Chez elle, lumière douce ; rires complices du salon. Elle observa, sentit un soulagement : pas de colère, mais délivrance. Elle sortit une vieille valise, la remplit posément. Pas une fuite : un départ.
Sergueï entra.
— Où vas-tu ?
— Je pars.
— Comment ça ?
— Ce n’est plus ma maison. Je suis fatiguée d’être l’ombre de votre histoire. Je pars pour commencer la mienne.
Il resta muet. Elle ferma la valise, enfila son manteau et sortit, sans larmes.
Pour la première fois, elle savait : elle allait vers elle-même.
— Parlons-en, proposa-t-il. Tu es si sage…
— Je ne veux plus être « sage ».
Larissa apparut, faussement inquiète. Triomphe dans ses yeux.
— Valentina, ne faisons pas d’erreur. Nous sommes raisonnables.
— Sors de ma vie ! cria Valia. Le nœud intérieur céda. Plus d’effacement.
Elle saisit valise, toiles.
— Je récupérerai le reste plus tard. Et je demande le divorce.
Elle ferma la porte sans fracas. Ce n’était pas une fin, mais un début.
Le nouvel appartement était minuscule. Les premiers jours, Valia tournait en rond, buvait du thé, apprivoisait la solitude. Puis elle accrocha ses toiles — éclatantes, chaotiques — à l’image d’une vie libre.
Un travail la trouva : ateliers de peinture pour retraités à la bibliothèque. Les élèves dessinaient, riaient. Une dame l’appela « professeure du peuple ».

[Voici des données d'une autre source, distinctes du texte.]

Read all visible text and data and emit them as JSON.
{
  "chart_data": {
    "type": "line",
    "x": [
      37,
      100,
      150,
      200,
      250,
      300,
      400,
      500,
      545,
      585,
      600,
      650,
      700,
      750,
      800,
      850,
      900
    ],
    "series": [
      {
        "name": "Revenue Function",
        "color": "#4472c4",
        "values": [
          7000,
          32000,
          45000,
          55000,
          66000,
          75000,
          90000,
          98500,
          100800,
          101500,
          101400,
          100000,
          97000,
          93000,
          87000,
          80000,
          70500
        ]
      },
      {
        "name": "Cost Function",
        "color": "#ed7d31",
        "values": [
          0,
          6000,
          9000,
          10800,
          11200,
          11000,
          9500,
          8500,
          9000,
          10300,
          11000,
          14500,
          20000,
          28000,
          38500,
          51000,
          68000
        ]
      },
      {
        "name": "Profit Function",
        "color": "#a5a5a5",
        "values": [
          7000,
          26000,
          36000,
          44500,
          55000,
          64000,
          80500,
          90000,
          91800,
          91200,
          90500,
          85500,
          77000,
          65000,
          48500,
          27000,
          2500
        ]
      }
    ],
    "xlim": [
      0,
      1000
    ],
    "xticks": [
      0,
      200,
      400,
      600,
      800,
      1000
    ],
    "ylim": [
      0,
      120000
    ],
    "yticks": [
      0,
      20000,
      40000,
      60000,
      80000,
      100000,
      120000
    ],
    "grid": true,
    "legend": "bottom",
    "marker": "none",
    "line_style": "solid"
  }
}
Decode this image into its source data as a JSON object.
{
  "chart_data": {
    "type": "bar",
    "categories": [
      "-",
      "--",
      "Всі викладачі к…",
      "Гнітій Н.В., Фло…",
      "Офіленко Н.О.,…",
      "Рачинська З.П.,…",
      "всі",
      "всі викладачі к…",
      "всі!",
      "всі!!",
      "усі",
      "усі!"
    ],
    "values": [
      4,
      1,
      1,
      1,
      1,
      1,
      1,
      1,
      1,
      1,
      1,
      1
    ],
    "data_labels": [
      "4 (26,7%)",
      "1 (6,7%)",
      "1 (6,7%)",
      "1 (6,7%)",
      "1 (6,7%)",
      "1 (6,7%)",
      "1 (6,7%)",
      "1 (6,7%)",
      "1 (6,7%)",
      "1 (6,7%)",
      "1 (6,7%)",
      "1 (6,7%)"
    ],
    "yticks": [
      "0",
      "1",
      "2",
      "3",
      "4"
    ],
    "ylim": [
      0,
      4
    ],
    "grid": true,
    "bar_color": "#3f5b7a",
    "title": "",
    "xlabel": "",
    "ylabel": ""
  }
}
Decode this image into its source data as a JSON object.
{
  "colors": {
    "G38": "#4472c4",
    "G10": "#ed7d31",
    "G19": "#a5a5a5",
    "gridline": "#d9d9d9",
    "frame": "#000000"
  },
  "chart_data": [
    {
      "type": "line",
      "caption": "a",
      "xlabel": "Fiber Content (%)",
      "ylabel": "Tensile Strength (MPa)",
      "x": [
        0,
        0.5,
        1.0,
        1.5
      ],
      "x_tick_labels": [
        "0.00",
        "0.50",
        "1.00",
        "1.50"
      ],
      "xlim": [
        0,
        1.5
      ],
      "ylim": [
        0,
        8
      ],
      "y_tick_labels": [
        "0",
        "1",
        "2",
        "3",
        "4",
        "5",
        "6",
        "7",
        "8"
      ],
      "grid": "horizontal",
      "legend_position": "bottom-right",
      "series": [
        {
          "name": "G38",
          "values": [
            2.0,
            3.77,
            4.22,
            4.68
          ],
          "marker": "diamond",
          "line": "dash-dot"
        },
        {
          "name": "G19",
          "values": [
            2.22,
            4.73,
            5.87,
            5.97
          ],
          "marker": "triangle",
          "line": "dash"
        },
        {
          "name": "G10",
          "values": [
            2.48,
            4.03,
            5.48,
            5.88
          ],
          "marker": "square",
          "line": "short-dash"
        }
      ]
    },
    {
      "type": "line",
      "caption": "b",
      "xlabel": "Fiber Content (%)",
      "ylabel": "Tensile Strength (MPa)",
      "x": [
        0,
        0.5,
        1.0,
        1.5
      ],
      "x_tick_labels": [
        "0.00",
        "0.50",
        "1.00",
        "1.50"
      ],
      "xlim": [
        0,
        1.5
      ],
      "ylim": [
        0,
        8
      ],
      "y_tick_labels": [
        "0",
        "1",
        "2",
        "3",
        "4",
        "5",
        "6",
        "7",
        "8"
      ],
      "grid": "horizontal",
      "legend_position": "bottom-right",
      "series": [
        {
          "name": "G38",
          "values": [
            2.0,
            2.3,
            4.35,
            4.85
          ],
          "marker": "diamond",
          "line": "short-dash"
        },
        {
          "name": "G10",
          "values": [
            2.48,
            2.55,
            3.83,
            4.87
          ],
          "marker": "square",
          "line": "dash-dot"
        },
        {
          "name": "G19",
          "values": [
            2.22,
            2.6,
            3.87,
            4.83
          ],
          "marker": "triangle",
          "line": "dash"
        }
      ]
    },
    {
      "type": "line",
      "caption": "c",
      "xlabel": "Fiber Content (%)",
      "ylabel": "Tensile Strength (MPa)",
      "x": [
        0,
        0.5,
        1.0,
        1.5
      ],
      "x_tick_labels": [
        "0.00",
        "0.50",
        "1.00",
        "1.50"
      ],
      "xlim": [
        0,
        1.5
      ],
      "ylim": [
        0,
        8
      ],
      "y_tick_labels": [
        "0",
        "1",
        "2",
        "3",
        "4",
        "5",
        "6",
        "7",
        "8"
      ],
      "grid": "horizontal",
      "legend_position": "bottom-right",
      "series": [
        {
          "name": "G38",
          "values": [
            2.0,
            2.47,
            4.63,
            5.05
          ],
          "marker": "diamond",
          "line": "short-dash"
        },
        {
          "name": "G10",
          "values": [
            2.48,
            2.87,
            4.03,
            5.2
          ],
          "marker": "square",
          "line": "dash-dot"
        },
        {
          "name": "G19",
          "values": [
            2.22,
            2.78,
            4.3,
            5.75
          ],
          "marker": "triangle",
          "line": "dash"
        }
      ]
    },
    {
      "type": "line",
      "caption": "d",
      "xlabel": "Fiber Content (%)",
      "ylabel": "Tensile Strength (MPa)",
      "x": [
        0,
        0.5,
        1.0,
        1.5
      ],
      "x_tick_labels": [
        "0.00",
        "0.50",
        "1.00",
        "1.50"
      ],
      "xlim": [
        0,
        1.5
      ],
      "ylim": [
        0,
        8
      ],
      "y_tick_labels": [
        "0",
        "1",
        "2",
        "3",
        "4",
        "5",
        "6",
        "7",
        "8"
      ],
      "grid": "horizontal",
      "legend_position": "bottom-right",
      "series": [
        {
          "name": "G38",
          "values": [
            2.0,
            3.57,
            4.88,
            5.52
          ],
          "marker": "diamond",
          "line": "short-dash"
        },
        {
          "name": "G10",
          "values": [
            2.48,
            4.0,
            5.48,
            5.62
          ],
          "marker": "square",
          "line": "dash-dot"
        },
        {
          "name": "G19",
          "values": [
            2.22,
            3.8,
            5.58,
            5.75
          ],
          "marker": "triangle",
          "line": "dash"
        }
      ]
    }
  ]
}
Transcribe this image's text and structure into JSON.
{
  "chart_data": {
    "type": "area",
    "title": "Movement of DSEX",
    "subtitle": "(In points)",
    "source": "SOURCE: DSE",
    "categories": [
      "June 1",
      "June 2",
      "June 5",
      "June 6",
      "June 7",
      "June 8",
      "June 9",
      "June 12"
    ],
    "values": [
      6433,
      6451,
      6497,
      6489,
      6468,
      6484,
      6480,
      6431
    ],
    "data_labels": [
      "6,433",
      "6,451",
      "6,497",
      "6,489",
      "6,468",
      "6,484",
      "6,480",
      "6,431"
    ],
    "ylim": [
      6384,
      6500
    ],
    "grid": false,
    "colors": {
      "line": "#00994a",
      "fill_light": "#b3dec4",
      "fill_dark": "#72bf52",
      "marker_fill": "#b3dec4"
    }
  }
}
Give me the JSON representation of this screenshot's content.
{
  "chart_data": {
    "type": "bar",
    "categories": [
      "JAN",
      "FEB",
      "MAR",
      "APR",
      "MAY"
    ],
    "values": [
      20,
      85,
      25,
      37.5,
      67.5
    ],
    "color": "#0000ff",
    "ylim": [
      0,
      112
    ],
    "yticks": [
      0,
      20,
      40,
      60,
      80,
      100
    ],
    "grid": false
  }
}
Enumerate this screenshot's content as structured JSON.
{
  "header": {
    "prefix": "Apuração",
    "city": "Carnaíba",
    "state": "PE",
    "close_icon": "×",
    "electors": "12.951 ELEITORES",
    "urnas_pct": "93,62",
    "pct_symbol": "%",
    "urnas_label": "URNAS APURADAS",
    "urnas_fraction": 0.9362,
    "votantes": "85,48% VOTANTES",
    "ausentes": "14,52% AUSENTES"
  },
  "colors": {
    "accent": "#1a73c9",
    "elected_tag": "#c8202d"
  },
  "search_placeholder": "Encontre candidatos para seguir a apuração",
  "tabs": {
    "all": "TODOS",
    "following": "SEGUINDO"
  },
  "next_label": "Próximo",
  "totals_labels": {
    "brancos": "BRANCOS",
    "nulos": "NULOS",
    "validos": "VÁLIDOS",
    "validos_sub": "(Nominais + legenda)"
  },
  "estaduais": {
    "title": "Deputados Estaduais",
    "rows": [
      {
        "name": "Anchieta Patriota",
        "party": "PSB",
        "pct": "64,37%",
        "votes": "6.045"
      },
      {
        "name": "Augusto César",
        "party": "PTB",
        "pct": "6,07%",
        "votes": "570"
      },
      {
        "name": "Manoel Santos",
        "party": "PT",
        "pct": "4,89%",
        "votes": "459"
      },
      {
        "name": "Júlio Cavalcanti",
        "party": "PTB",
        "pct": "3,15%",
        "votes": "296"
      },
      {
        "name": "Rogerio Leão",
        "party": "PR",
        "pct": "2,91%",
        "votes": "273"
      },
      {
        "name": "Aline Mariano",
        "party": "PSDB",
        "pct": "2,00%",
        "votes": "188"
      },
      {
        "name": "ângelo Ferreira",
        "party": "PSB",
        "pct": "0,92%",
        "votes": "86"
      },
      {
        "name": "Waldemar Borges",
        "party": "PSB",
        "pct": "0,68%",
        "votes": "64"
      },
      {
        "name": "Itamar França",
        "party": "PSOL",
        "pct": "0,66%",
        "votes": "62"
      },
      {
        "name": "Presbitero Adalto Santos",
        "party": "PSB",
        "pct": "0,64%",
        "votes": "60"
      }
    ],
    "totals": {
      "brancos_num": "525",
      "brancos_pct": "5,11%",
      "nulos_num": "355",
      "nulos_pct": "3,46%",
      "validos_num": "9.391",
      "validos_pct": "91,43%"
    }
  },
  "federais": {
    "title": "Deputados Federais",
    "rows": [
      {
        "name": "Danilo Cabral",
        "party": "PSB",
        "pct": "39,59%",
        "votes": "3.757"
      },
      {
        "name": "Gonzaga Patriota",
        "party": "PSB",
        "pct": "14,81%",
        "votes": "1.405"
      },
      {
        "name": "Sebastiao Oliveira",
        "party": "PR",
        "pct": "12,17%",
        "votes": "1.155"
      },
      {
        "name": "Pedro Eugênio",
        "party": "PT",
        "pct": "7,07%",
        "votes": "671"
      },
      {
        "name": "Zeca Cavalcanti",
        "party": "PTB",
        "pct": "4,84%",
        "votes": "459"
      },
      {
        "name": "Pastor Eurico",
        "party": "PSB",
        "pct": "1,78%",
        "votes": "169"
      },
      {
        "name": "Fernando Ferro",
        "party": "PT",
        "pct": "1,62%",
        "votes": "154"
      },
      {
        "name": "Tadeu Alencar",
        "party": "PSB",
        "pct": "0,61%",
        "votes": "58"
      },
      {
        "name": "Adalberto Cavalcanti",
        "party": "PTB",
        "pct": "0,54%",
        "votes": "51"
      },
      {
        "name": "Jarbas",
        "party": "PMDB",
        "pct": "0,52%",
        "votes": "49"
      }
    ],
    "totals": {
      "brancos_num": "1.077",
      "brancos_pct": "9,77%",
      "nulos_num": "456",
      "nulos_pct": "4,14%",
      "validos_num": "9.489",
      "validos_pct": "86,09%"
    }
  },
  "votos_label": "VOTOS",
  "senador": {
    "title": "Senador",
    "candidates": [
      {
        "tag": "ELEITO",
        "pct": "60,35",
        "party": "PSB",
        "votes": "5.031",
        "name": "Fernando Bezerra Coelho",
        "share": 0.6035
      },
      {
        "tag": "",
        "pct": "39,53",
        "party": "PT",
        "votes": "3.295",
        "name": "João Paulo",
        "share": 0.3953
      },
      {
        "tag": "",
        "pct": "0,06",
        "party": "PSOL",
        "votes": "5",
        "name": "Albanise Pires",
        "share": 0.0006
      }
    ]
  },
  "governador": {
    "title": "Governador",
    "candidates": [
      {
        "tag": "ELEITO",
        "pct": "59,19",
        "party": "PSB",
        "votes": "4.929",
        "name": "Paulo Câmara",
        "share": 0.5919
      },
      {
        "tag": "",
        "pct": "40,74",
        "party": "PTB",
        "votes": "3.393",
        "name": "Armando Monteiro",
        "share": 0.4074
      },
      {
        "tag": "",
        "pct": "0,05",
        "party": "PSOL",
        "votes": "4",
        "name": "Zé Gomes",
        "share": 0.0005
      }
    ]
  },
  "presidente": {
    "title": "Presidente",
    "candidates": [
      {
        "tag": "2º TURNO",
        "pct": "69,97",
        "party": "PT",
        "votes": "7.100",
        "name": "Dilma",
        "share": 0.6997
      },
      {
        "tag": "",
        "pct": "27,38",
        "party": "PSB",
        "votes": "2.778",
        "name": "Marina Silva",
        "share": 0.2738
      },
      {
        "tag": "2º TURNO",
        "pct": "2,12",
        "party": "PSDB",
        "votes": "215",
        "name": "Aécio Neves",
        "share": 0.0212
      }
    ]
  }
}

Nikolai, quatre-vingts ans, lui dit un jour :
— Vous brillez comme un soleil.
Elle sourit. Le soir, devant le miroir, elle se chercha cette lumière.
Sergueï appela deux semaines plus tard, puis vint.
— Larissa est partie, dit-il. Tu me manques. On recommence ?
Valia servit le thé, parla travail. Quand il partit, elle contempla le couchant.
Elle pensa : j’avais peur de la solitude. Maintenant qu’elle est là, je me sens bien.